Lives of the fellows

James (Sir) Fellowes

b.1771 d.30 December 1857
Kt MB Cantab(1797) MD(1803) FRCP(1805)

Sir James Fellowes, M.D., was descended from an old and respectable family in the county of Norfolk, but wasborn in Edinburgh, and was the third son of William Fellowes, M.D., a distinguished provincial physician, who practised for many years at Lincoln, and subsequently at Bath, where he attended the Prince of Wales as one of his physicians extraordinary. The subject of our present notice was admitted to Rugby school at midsummer, 1778, on leaving which he was entered at Peterhouse, Cambridge, but having been elected to one of the Tancred scholarships he removed to Caius college, of which house he subsequently became a fellow on the Perse foundation. He attended the lectures of Dr. George Fordyce and Dr. Andrew Marshall, in London, and then spent some time at Edinburgh. He graduated M.B. at Cambridge in 1797, and during the peace of Amiens travelled with the marquis of Cholmondeley in the capacity of domestic physician to France and Switzerland. He proceeded M.D. 5th July, 1803, and was admitted a Candidate of the College of Physicians 1st October, 1804, a Fellow 30th September, 1805.

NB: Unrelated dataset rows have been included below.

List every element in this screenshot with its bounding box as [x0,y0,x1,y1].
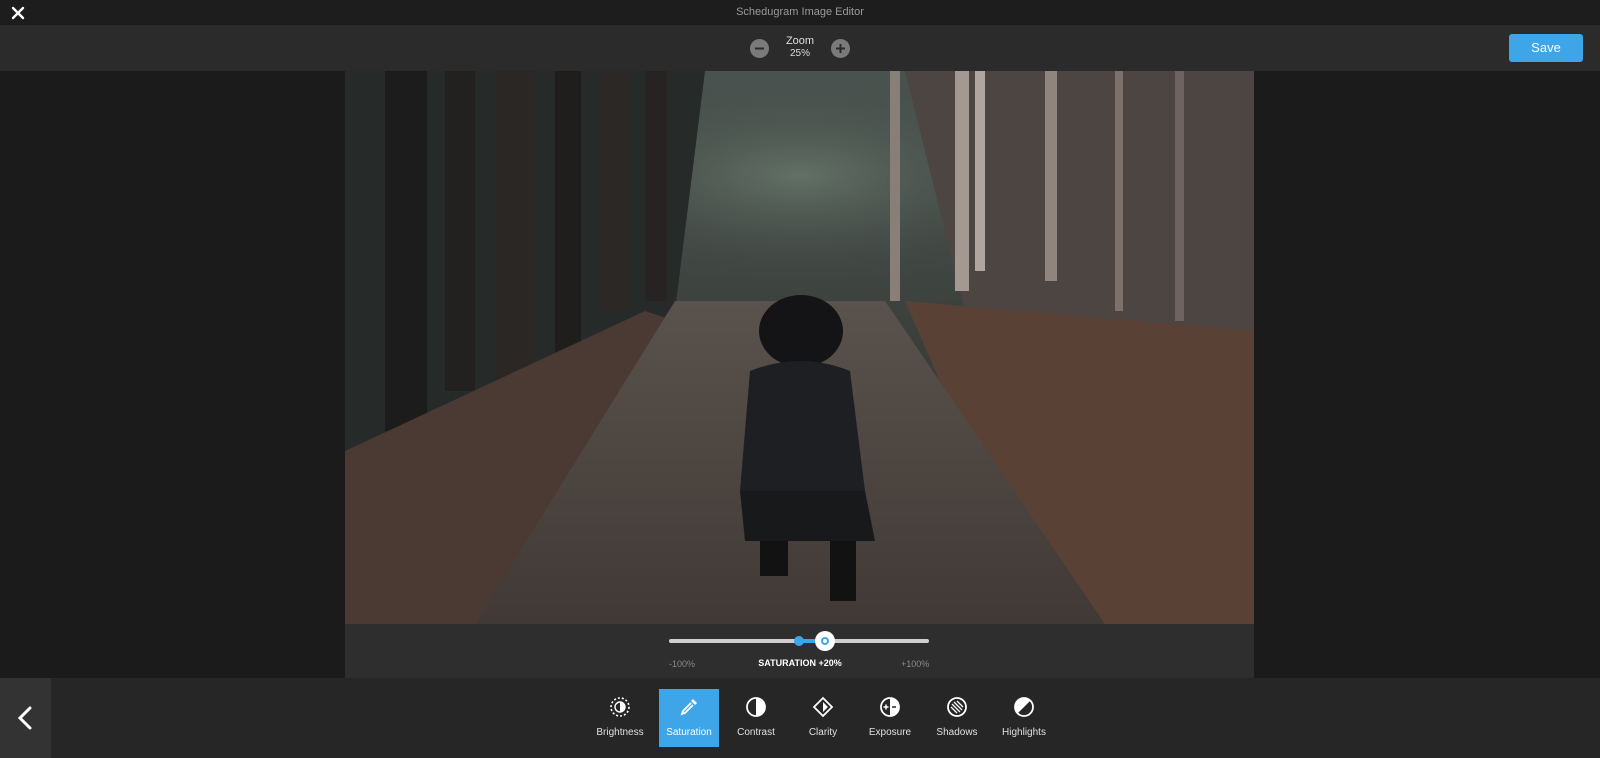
adjustment-slider-panel: -100% SATURATION +20% +100% [345,624,1254,678]
tool-label: Clarity [808,727,838,738]
tool-label: Saturation [666,727,712,738]
contrast-icon [746,697,766,717]
zoom-label: Zoom [785,35,815,47]
slider-max-label: +100% [901,659,930,669]
slider-handle[interactable] [815,631,835,651]
back-button[interactable] [0,678,51,758]
shadows-icon [947,697,967,717]
tool-label: Shadows [936,727,978,738]
tool-saturation[interactable]: Saturation [659,689,719,747]
tool-highlights[interactable]: Highlights [994,689,1054,747]
highlights-icon [1014,697,1034,717]
zoom-in-button[interactable] [831,39,850,58]
zoom-control: Zoom 25% [750,33,850,63]
zoom-value: 25% [789,48,810,59]
plus-icon [836,44,845,53]
save-button[interactable]: Save [1509,34,1583,62]
saturation-dropper-icon [680,699,697,716]
brightness-icon [610,697,630,717]
slider-min-label: -100% [669,659,696,669]
app-title: Schedugram Image Editor [736,6,864,18]
clarity-icon [812,696,834,718]
tool-clarity[interactable]: Clarity [793,689,853,747]
exposure-icon [880,697,900,717]
saturation-slider-track[interactable] [669,631,929,651]
edited-photo [345,71,1254,624]
tool-list: Brightness Saturation Contrast Clarity E… [590,689,1060,747]
slider-value-label: SATURATION +20% [758,658,842,668]
tool-contrast[interactable]: Contrast [726,689,786,747]
tool-exposure[interactable]: Exposure [860,689,920,747]
tool-label: Brightness [596,727,644,738]
tool-label: Exposure [868,727,912,738]
minus-icon [755,47,764,50]
chevron-left-icon [17,706,32,730]
title-bar: Schedugram Image Editor [0,0,1600,25]
tool-brightness[interactable]: Brightness [590,689,650,747]
slider-center-marker [794,636,804,646]
top-toolbar: Zoom 25% Save [0,25,1600,71]
tool-shadows[interactable]: Shadows [927,689,987,747]
tool-label: Highlights [1002,727,1046,738]
zoom-out-button[interactable] [750,39,769,58]
adjustment-toolbar: Brightness Saturation Contrast Clarity E… [0,678,1600,758]
tool-label: Contrast [737,727,775,738]
editor-canvas: -100% SATURATION +20% +100% [0,71,1600,678]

He entered the army as hospital assistant, and joined the military hospitals in Flanders under the duke of York in 1794. On the termination of that campaign, he was appointed physician to the forces, and in this capacity proceeded with the fleet under admiral Christian to St. Domingo. In 1804, on the breaking out of the pestilential fever at Gibraltar, he was selected by the physician-general of the army, Sir Lucas Pepys, to proceed thither. In recognition of his services there, his majesty George III in 1820 conferred upon him the honour of knighthood, and shortly afterwards he was appointed chief' of the medical department of the British army at Cadiz under lord Lynedoch.

On Sir James Fellowes’ retirement from the service in 1815, being then inspector-general of military hospitals, he was honourably mentioned by the Lords of the Treasury in a minute dated 3rd March, 1815. He died at Langstone cottage, near Havant, the residence of his son, Captain Fellowes, on the 30th December, 1857, in the eighty-sixth year of his age.

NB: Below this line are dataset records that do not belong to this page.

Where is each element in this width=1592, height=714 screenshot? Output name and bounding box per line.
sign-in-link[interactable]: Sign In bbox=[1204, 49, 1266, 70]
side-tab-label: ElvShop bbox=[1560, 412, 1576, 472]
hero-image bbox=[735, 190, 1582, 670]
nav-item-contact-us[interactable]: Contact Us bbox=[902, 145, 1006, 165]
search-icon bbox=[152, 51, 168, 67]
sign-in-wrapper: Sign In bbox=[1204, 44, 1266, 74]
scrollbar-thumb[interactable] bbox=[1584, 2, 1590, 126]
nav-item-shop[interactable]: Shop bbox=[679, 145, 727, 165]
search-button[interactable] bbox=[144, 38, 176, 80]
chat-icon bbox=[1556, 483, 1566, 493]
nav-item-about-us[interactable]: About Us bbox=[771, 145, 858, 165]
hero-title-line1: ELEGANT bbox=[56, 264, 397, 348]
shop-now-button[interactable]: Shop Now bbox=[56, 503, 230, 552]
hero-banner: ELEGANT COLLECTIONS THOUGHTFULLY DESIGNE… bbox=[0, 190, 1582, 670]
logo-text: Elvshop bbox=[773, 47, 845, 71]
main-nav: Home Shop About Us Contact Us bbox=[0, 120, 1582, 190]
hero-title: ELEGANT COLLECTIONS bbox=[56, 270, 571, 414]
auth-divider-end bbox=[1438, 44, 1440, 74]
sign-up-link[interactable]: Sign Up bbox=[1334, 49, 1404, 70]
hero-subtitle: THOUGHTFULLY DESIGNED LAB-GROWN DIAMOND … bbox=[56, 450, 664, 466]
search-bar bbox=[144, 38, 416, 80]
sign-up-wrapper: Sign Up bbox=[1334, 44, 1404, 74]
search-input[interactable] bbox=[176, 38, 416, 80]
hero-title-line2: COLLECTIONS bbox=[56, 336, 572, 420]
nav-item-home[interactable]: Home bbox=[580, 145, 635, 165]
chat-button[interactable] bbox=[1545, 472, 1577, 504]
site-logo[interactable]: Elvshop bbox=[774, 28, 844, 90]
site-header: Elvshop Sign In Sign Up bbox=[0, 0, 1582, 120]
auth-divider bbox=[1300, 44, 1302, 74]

Sir James Fellowes was the author of—
Reports of the Pestilential Disorder of Andalusia, which appeared at Cadiz in the year 1800, 1804, 1810 and 1813; with an account of that fatal Epidemic which prevailed at Gibraltar during the autumnal months of 1804; also Observations on the remitting and intermitting Fever among the Troops after their return from Zealand in 1820. 8vo. Lond. 1815.